The centre of the negative charges is usually at the base of the cloud due to the movement of electrons through the heavier droplets and hailstones, whilst the centre of the positive charges moves up to the top of the cloud carried by convection currents, which can easily lift the light positively charged particles.
The effect produces a similar change at the earth's surface due to the charge repulsion, of about the same magnitude but opposite polarity.
The potential inside the cloud is usually of the order of several million volts and electric field may exceed 5 kV/m at ground level, which gives the creation of the upwards leaders rising from surface irregularities or metallic structures. (Fig.2 a).
Electrical field is so strong that small discharges are produced from the cloud, known as step leaders. As these step leaders get closer to ground level, the upward leaders rise up to meet them. When the step leader and the upward leader meet, the circuit is completed creating a short circuit, the lightning strike, with discharges current from 10 to 200 kA (Fig. 2c).
The energy carried by a lightning strike can easily reach 20 GW.
The most common lightning strikes are from the cloud to ground (in 80% of cases), and are named negative discharges, but when the discharge is positive in the downward direction, the intensity is extremely high.
Statistics
Weather changes due to natural phenomena and to human activities are more and more important, affecting for example the higher frequency and the intensity of thunderstorms worldwide. Known statistic information indicates that there are around 5,000 thunderstorms at any time around the world, with the associated threat to people and property, buildings, houses and various industrial structures. The worldwide average discharge intensity of lightning strikes is reckoned to be 5 kA.

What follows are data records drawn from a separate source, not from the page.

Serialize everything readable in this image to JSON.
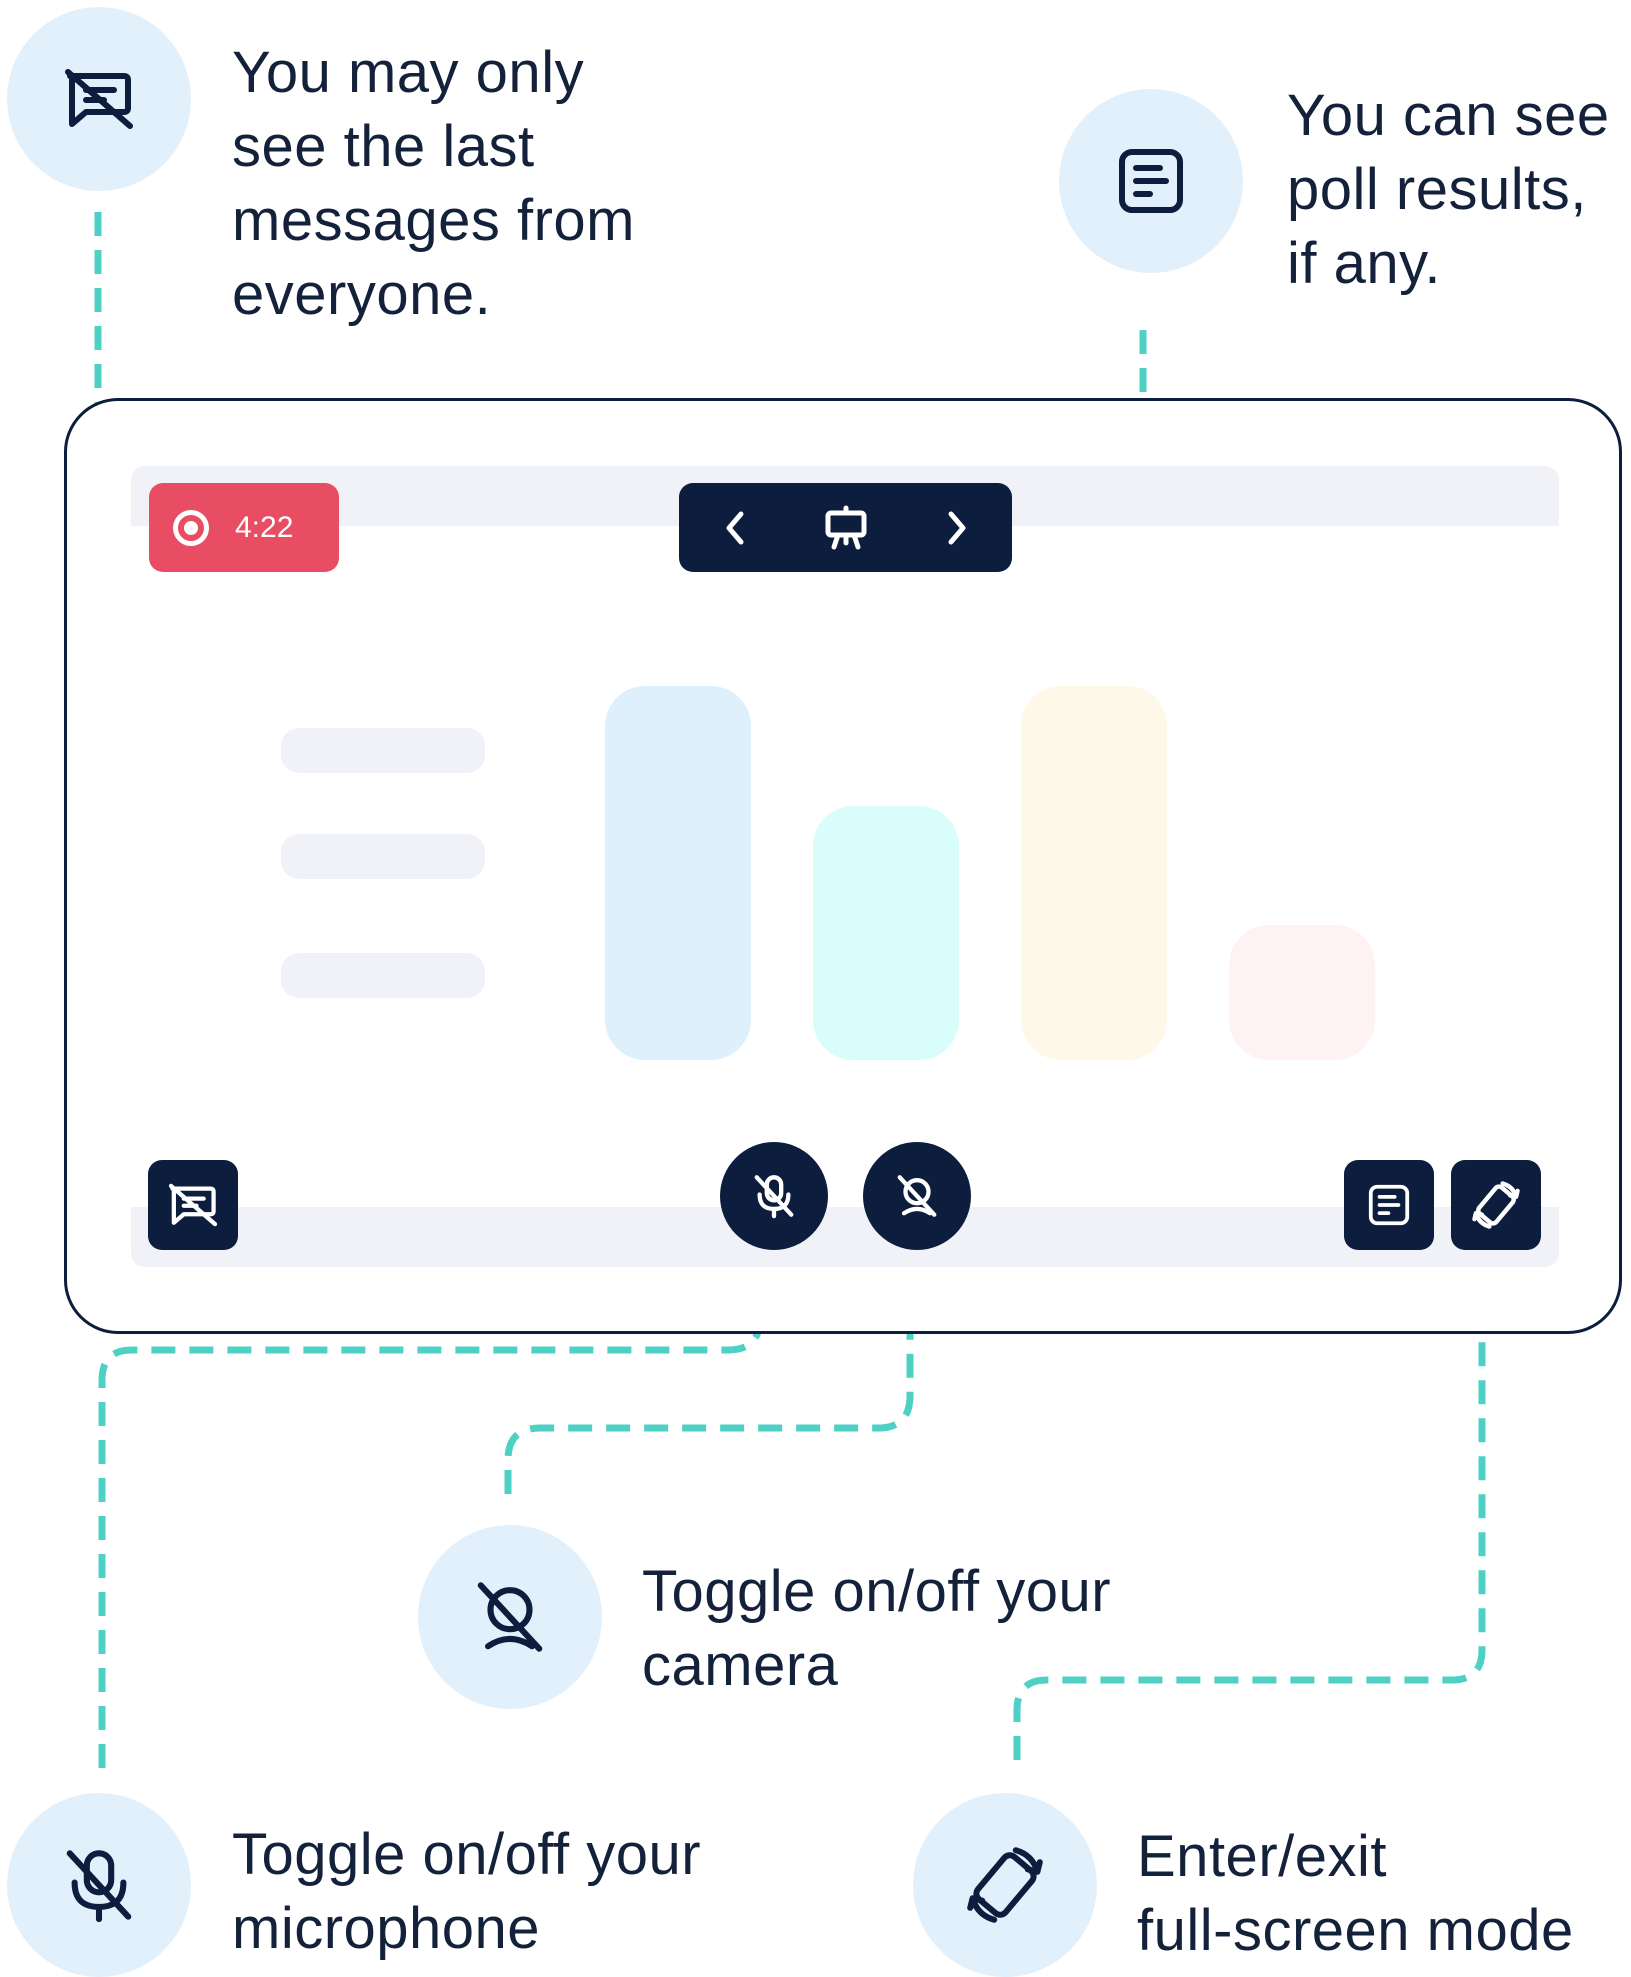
{
  "callouts": {
    "chat": {
      "lines": [
        "You may only",
        "see the last",
        "messages from",
        "everyone."
      ],
      "icon": "chat-off-icon"
    },
    "poll": {
      "lines": [
        "You can see",
        "poll results,",
        "if any."
      ],
      "icon": "poll-results-icon"
    },
    "camera": {
      "lines": [
        "Toggle on/off your",
        "camera"
      ],
      "icon": "camera-off-icon"
    },
    "microphone": {
      "lines": [
        "Toggle on/off your",
        "microphone"
      ],
      "icon": "microphone-off-icon"
    },
    "fullscreen": {
      "lines": [
        "Enter/exit",
        "full-screen mode"
      ],
      "icon": "rotate-device-icon"
    }
  },
  "screen": {
    "recording": {
      "time": "4:22",
      "icon": "record-icon"
    },
    "nav": {
      "prev_icon": "chevron-left-icon",
      "present_icon": "presentation-icon",
      "next_icon": "chevron-right-icon"
    },
    "toolbar": {
      "chat_icon": "chat-off-icon",
      "mic_icon": "microphone-off-icon",
      "camera_icon": "camera-off-icon",
      "poll_icon": "poll-results-icon",
      "fullscreen_icon": "rotate-device-icon"
    },
    "placeholder_chart": {
      "bars": [
        {
          "value": 1.0,
          "color": "#dff0fd"
        },
        {
          "value": 0.68,
          "color": "#d8fdfb"
        },
        {
          "value": 1.0,
          "color": "#fef8e8"
        },
        {
          "value": 0.36,
          "color": "#fef2f2"
        }
      ]
    }
  },
  "colors": {
    "navy": "#0c1d3d",
    "icon_bg": "#e2f0fc",
    "record_red": "#e94d63",
    "connector_teal": "#4fd0c5",
    "strip_gray": "#f0f2f7"
  }
}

Lightning density may vary in different parts of the world and periods of the year. In the Iberian Peninsula, about two million lightning strikes fall every year, killing people and animals. The faults and damages caused to industry by lightning every year can be estimate in many millions of euros. Of course the orography of each country determines the number and intensity of thunderstorms produced, which can vary within an own country. Knowledge of the danger zones its an important information in order to determine the most appropriate lightning protection system and its technical features.
The Effects of Lightning
The effects of lightning may be classified as direct when is the result of an impact of a lightning strike or indirect when is due to the phenomenon of electromagnetic field generated during its discharge to the ground. (Fig. 1). Through a direct effects may have catastrophic consequences for people and animals, buildings, industrial structures and telecom antennas whilst the indirect effects tends to be more common, and causes huge financial losses.
Lightning strikes can affect directly (b) and indirectly (a).